Но сегодня, Плинио, мы наконец вправе извлечь из глубины памяти со стыдом погребённое воспоминание о той встрече, мы вправе посмеяться над этой сценой и над собой, ибо сегодня мы пришли друг к другу совсем с иными намерениями и возможностями, без сентиментального умиления, но и без подавленного чувства ревности и ненависти, без самомнения – ведь мы давно уже стали оба мужчинами.
Дезиньори улыбнулся с облегчением. Но тут же опять спросил:
– А мы уверены в этом? Ведь добрая воля была у нас и тогда.

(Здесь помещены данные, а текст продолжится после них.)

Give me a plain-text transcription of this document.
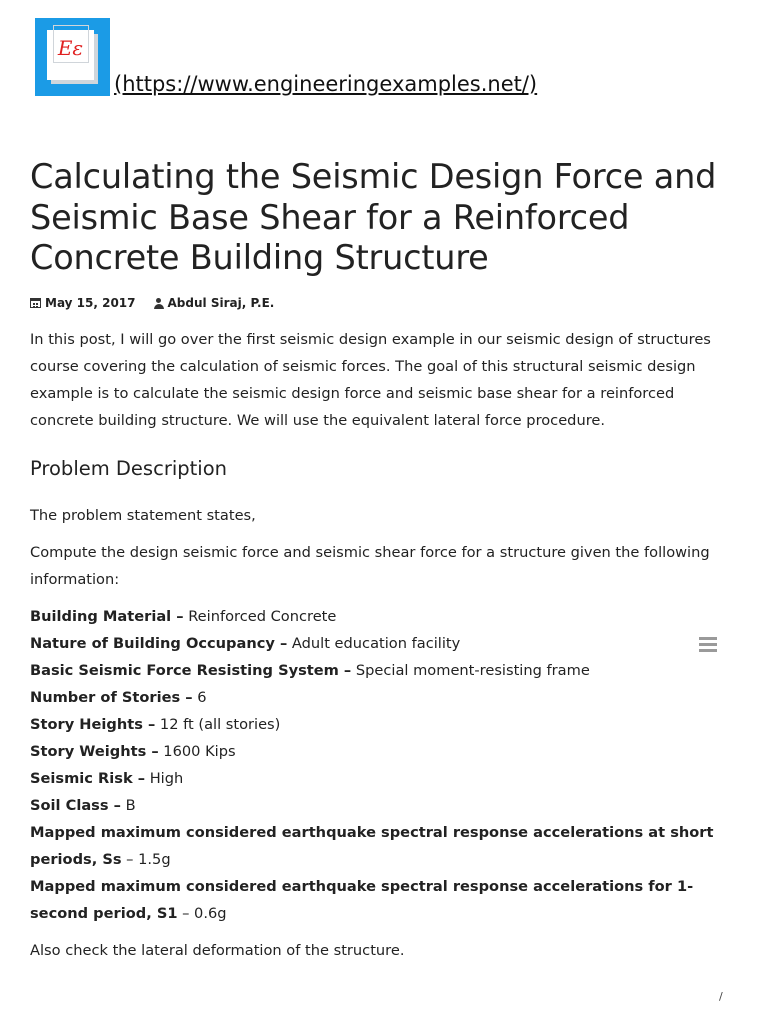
Eε
(https://www.engineeringexamples.net/)
Calculating the Seismic Design Force and Seismic Base Shear for a Reinforced Concrete Building Structure
May 15, 2017	Abdul Siraj, P.E.

In this post, I will go over the first seismic design example in our seismic design of structures course covering the calculation of seismic forces. The goal of this structural seismic design example is to calculate the seismic design force and seismic base shear for a reinforced concrete building structure. We will use the equivalent lateral force procedure.

Problem Description

The problem statement states,

Compute the design seismic force and seismic shear force for a structure given the following information:

Building Material – Reinforced Concrete

Nature of Building Occupancy – Adult education facility

Basic Seismic Force Resisting System – Special moment-resisting frame

Number of Stories – 6

Story Heights – 12 ft (all stories)

Story Weights – 1600 Kips

Seismic Risk – High

Soil Class – B

Mapped maximum considered earthquake spectral response accelerations at short periods, Ss – 1.5g

Mapped maximum considered earthquake spectral response accelerations for 1-second period, S1 – 0.6g

Also check the lateral deformation of the structure.

/
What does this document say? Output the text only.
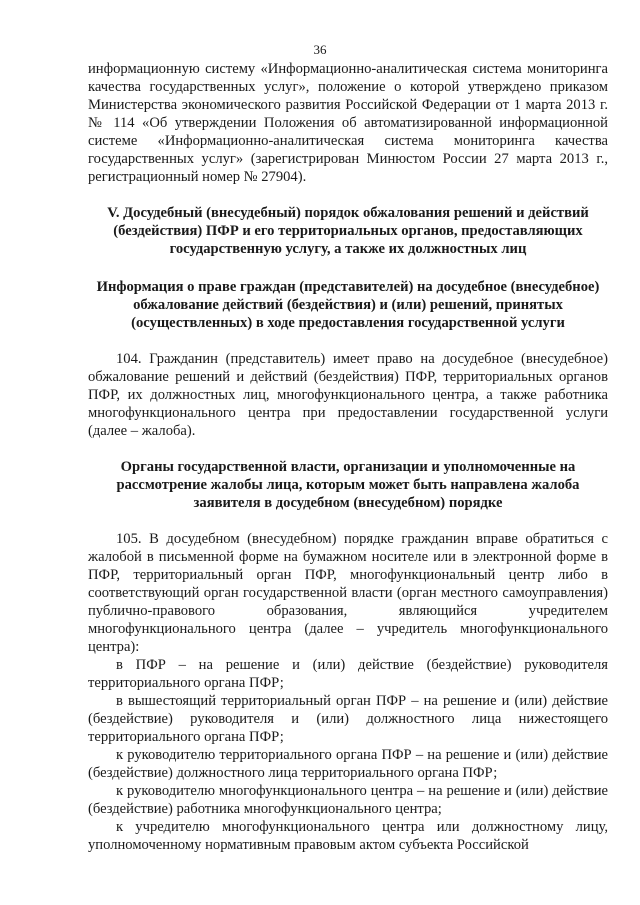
36

информационную систему «Информационно-аналитическая система мониторинга качества государственных услуг», положение о которой утверждено приказом Министерства экономического развития Российской Федерации от 1 марта 2013 г. № 114 «Об утверждении Положения об автоматизированной информационной системе «Информационно-аналитическая система мониторинга качества государственных услуг» (зарегистрирован Минюстом России 27 марта 2013 г., регистрационный номер № 27904).

V. Досудебный (внесудебный) порядок обжалования решений и действий (бездействия) ПФР и его территориальных органов, предоставляющих государственную услугу, а также их должностных лиц

Информация о праве граждан (представителей) на досудебное (внесудебное) обжалование действий (бездействия) и (или) решений, принятых (осуществленных) в ходе предоставления государственной услуги

104. Гражданин (представитель) имеет право на досудебное (внесудебное) обжалование решений и действий (бездействия) ПФР, территориальных органов ПФР, их должностных лиц, многофункционального центра, а также работника многофункционального центра при предоставлении государственной услуги (далее – жалоба).

Органы государственной власти, организации и уполномоченные на рассмотрение жалобы лица, которым может быть направлена жалоба заявителя в досудебном (внесудебном) порядке

105. В досудебном (внесудебном) порядке гражданин вправе обратиться с жалобой в письменной форме на бумажном носителе или в электронной форме в ПФР, территориальный орган ПФР, многофункциональный центр либо в соответствующий орган государственной власти (орган местного самоуправления) публично-правового образования, являющийся учредителем многофункционального центра (далее – учредитель многофункционального центра):

в ПФР – на решение и (или) действие (бездействие) руководителя территориального органа ПФР;

в вышестоящий территориальный орган ПФР – на решение и (или) действие (бездействие) руководителя и (или) должностного лица нижестоящего территориального органа ПФР;

к руководителю территориального органа ПФР – на решение и (или) действие (бездействие) должностного лица территориального органа ПФР;

к руководителю многофункционального центра – на решение и (или) действие (бездействие) работника многофункционального центра;

к учредителю многофункционального центра или должностному лицу, уполномоченному нормативным правовым актом субъекта Российской
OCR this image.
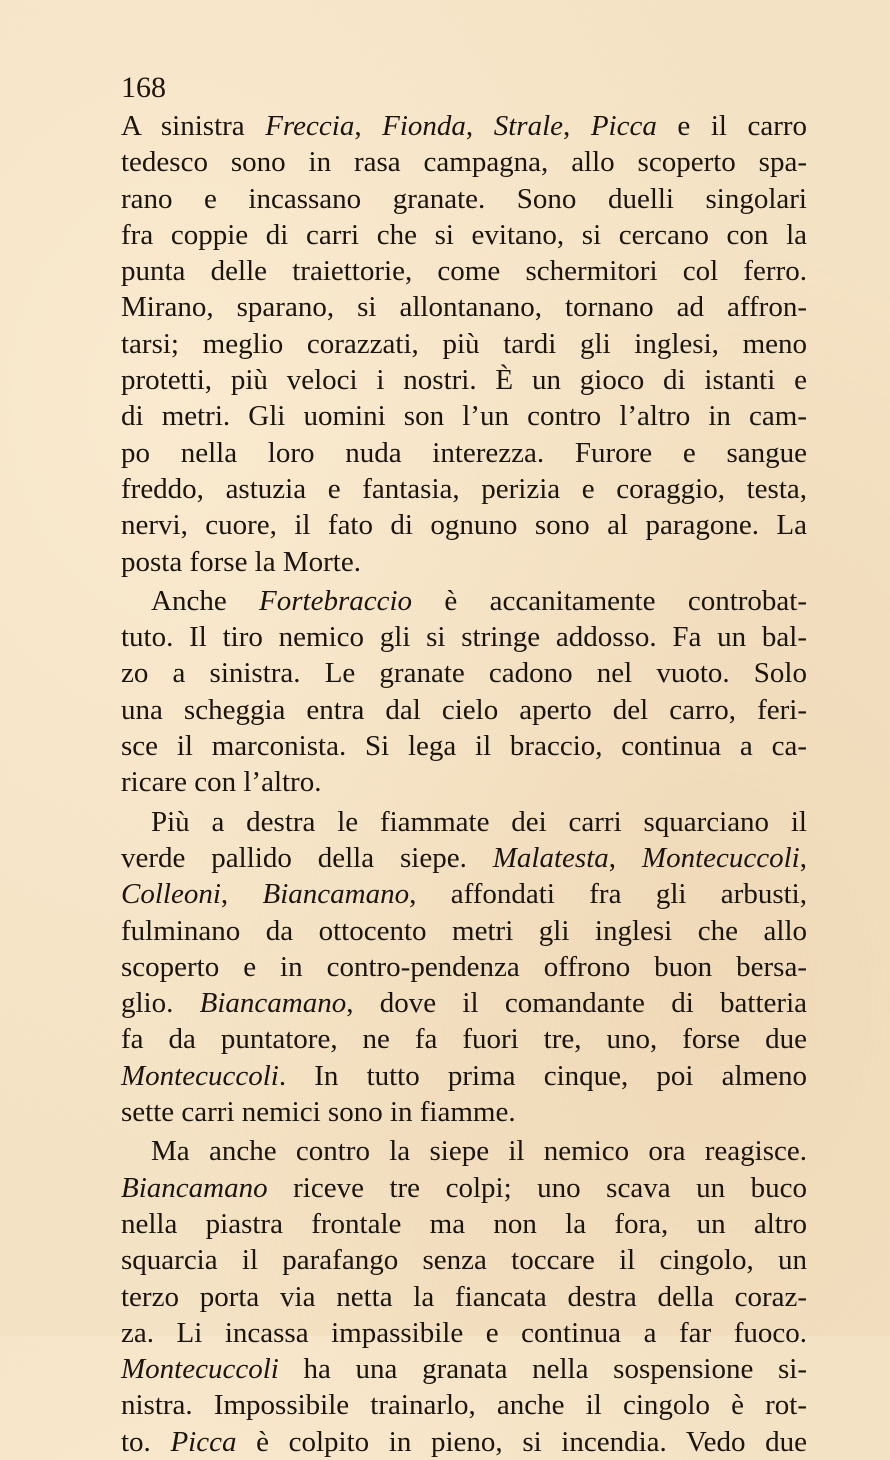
168
A sinistra Freccia, Fionda, Strale, Picca e il carro
tedesco sono in rasa campagna, allo scoperto spa-
rano e incassano granate. Sono duelli singolari
fra coppie di carri che si evitano, si cercano con la
punta delle traiettorie, come schermitori col ferro.
Mirano, sparano, si allontanano, tornano ad affron-
tarsi; meglio corazzati, più tardi gli inglesi, meno
protetti, più veloci i nostri. È un gioco di istanti e
di metri. Gli uomini son l’un contro l’altro in cam-
po nella loro nuda interezza. Furore e sangue
freddo, astuzia e fantasia, perizia e coraggio, testa,
nervi, cuore, il fato di ognuno sono al paragone. La
posta forse la Morte.
Anche Fortebraccio è accanitamente controbat-
tuto. Il tiro nemico gli si stringe addosso. Fa un bal-
zo a sinistra. Le granate cadono nel vuoto. Solo
una scheggia entra dal cielo aperto del carro, feri-
sce il marconista. Si lega il braccio, continua a ca-
ricare con l’altro.
Più a destra le fiammate dei carri squarciano il
verde pallido della siepe. Malatesta, Montecuccoli,
Colleoni, Biancamano, affondati fra gli arbusti,
fulminano da ottocento metri gli inglesi che allo
scoperto e in contro-pendenza offrono buon bersa-
glio. Biancamano, dove il comandante di batteria
fa da puntatore, ne fa fuori tre, uno, forse due
Montecuccoli. In tutto prima cinque, poi almeno
sette carri nemici sono in fiamme.
Ma anche contro la siepe il nemico ora reagisce.
Biancamano riceve tre colpi; uno scava un buco
nella piastra frontale ma non la fora, un altro
squarcia il parafango senza toccare il cingolo, un
terzo porta via netta la fiancata destra della coraz-
za. Li incassa impassibile e continua a far fuoco.
Montecuccoli ha una granata nella sospensione si-
nistra. Impossibile trainarlo, anche il cingolo è rot-
to. Picca è colpito in pieno, si incendia. Vedo due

– Согласен, – улыбнулся в ответ Кнехт. – И, несмотря на эту добрую волю, мы невыносимо терзали и утомляли и инстинктивно не выносили друг друга, один казался другому далёким, назойливым, чужим и отвратительным, и только воображаемый долг и общность заставляли нас целый час играть эту мучительную комедию. Я понял всё это очень ясно сразу же после твоего отъезда. В то время мы ещё не изжили до конца ни былой дружбы, ни былого соперничества. Вместо того чтобы дать им умереть, мы сочли себя обязанными откопать и продлить их любыми средствами. Мы чувствовали себя должниками и не знали, чем же оплатить свой долг. Разве это не так?

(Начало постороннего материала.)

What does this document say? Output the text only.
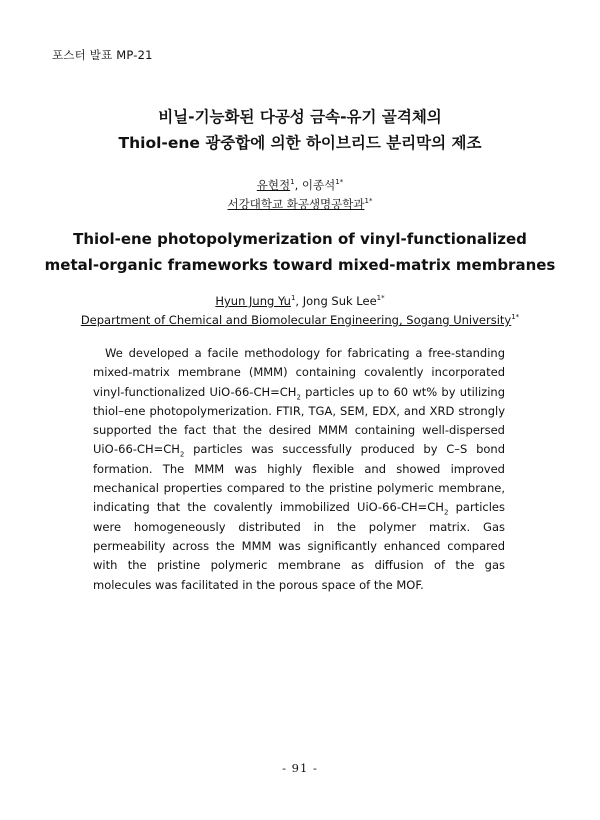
포스터 발표 MP-21
비닐-기능화된 다공성 금속-유기 골격체의
Thiol-ene 광중합에 의한 하이브리드 분리막의 제조
유현정$^1$, 이종석$^{1*}$
서강대학교 화공생명공학과$^{1*}$
Thiol-ene photopolymerization of vinyl-functionalized
metal-organic frameworks toward mixed-matrix membranes
Hyun Jung Yu$^1$, Jong Suk Lee$^{1*}$
Department of Chemical and Biomolecular Engineering, Sogang University$^{1*}$

We developed a facile methodology for fabricating a free-standing mixed-matrix membrane (MMM) containing covalently incorporated vinyl-functionalized UiO-$66-CH=CH_2$ particles up to 60 wt% by utilizing thiol–ene photopolymerization. FTIR, TGA, SEM, EDX, and XRD strongly supported the fact that the desired MMM containing well-dispersed UiO-$66-CH=CH_2$ particles was successfully produced by C–S bond formation. The MMM was highly flexible and showed improved mechanical properties compared to the pristine polymeric membrane, indicating that the covalently immobilized UiO-$66-CH=CH_2$ particles were homogeneously distributed in the polymer matrix. Gas permeability across the MMM was significantly enhanced compared with the pristine polymeric membrane as diffusion of the gas molecules was facilitated in the porous space of the MOF.

- 91 -
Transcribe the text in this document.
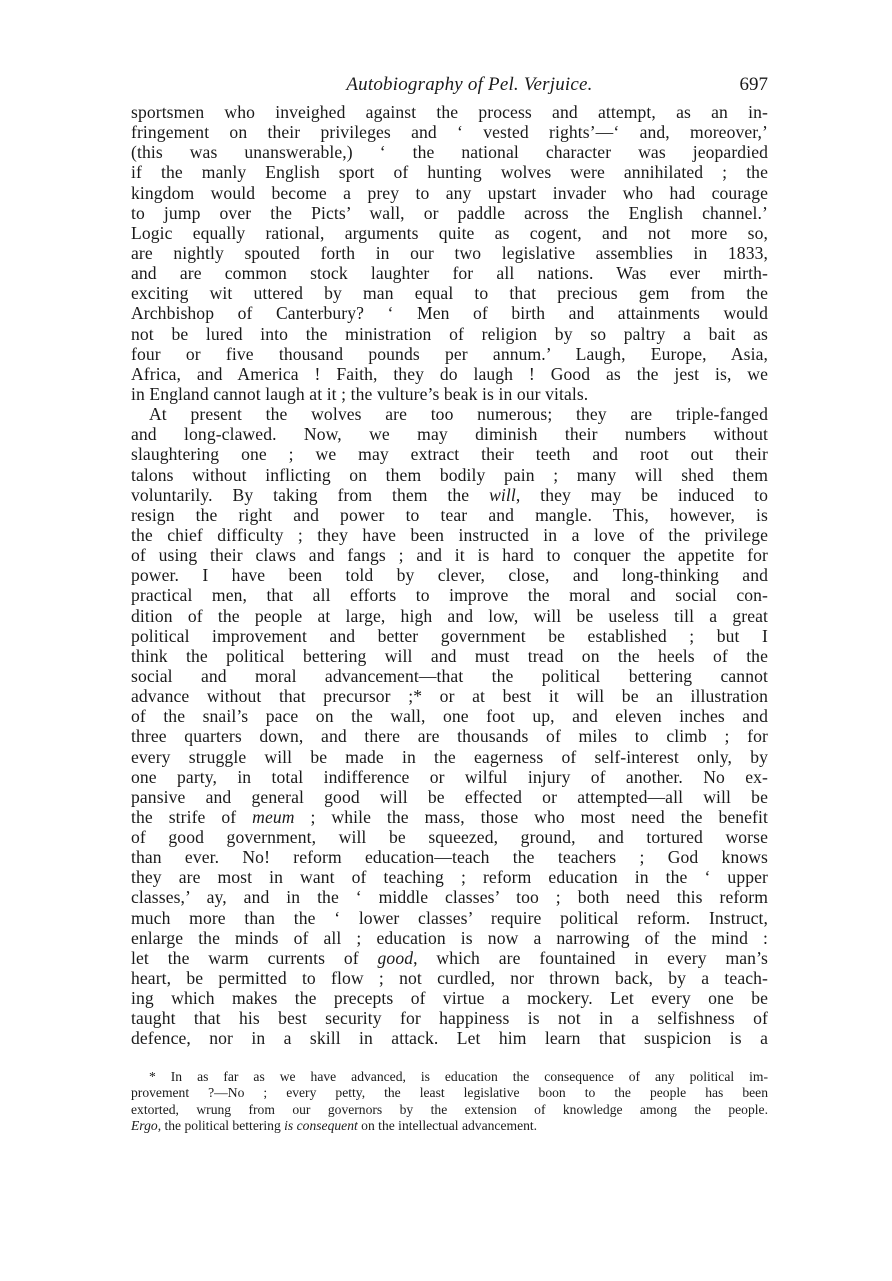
Autobiography of Pel. Verjuice.	697
sportsmen who inveighed against the process and attempt, as an in-
fringement on their privileges and ‘ vested rights’—‘ and, moreover,’
(this was unanswerable,) ‘ the national character was jeopardied
if the manly English sport of hunting wolves were annihilated ; the
kingdom would become a prey to any upstart invader who had courage
to jump over the Picts’ wall, or paddle across the English channel.’
Logic equally rational, arguments quite as cogent, and not more so,
are nightly spouted forth in our two legislative assemblies in 1833,
and are common stock laughter for all nations. Was ever mirth-
exciting wit uttered by man equal to that precious gem from the
Archbishop of Canterbury? ‘ Men of birth and attainments would
not be lured into the ministration of religion by so paltry a bait as
four or five thousand pounds per annum.’ Laugh, Europe, Asia,
Africa, and America ! Faith, they do laugh ! Good as the jest is, we
in England cannot laugh at it ; the vulture’s beak is in our vitals.
At present the wolves are too numerous; they are triple-fanged
and long-clawed. Now, we may diminish their numbers without
slaughtering one ; we may extract their teeth and root out their
talons without inflicting on them bodily pain ; many will shed them
voluntarily. By taking from them the will, they may be induced to
resign the right and power to tear and mangle. This, however, is
the chief difficulty ; they have been instructed in a love of the privilege
of using their claws and fangs ; and it is hard to conquer the appetite for
power. I have been told by clever, close, and long-thinking and
practical men, that all efforts to improve the moral and social con-
dition of the people at large, high and low, will be useless till a great
political improvement and better government be established ; but I
think the political bettering will and must tread on the heels of the
social and moral advancement—that the political bettering cannot
advance without that precursor ;* or at best it will be an illustration
of the snail’s pace on the wall, one foot up, and eleven inches and
three quarters down, and there are thousands of miles to climb ; for
every struggle will be made in the eagerness of self-interest only, by
one party, in total indifference or wilful injury of another. No ex-
pansive and general good will be effected or attempted—all will be
the strife of meum ; while the mass, those who most need the benefit
of good government, will be squeezed, ground, and tortured worse
than ever. No! reform education—teach the teachers ; God knows
they are most in want of teaching ; reform education in the ‘ upper
classes,’ ay, and in the ‘ middle classes’ too ; both need this reform
much more than the ‘ lower classes’ require political reform. Instruct,
enlarge the minds of all ; education is now a narrowing of the mind :
let the warm currents of good, which are fountained in every man’s
heart, be permitted to flow ; not curdled, nor thrown back, by a teach-
ing which makes the precepts of virtue a mockery. Let every one be
taught that his best security for happiness is not in a selfishness of
defence, nor in a skill in attack. Let him learn that suspicion is a
* In as far as we have advanced, is education the consequence of any political im-
provement ?—No ; every petty, the least legislative boon to the people has been
extorted, wrung from our governors by the extension of knowledge among the people.
Ergo, the political bettering is consequent on the intellectual advancement.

– Мне кажется, – в задумчивости возразил Плинио, – что ты и сейчас ещё, пожалуй, чрезмерно вежлив. Ты говоришь «мы оба», но ведь не оба же мы искали и не могли найти друг друга. Поиски, любовь – всё это было только с моей стороны, а отсюда и моё разочарование, и боль. Что в твоей жизни изменилось, спрашиваю я тебя, после нашей встречи? Ничего! Для меня же это был глубокий, болезненный надлом, – вот почему я не могу, подобно тебе, просто посмеяться над этой историей.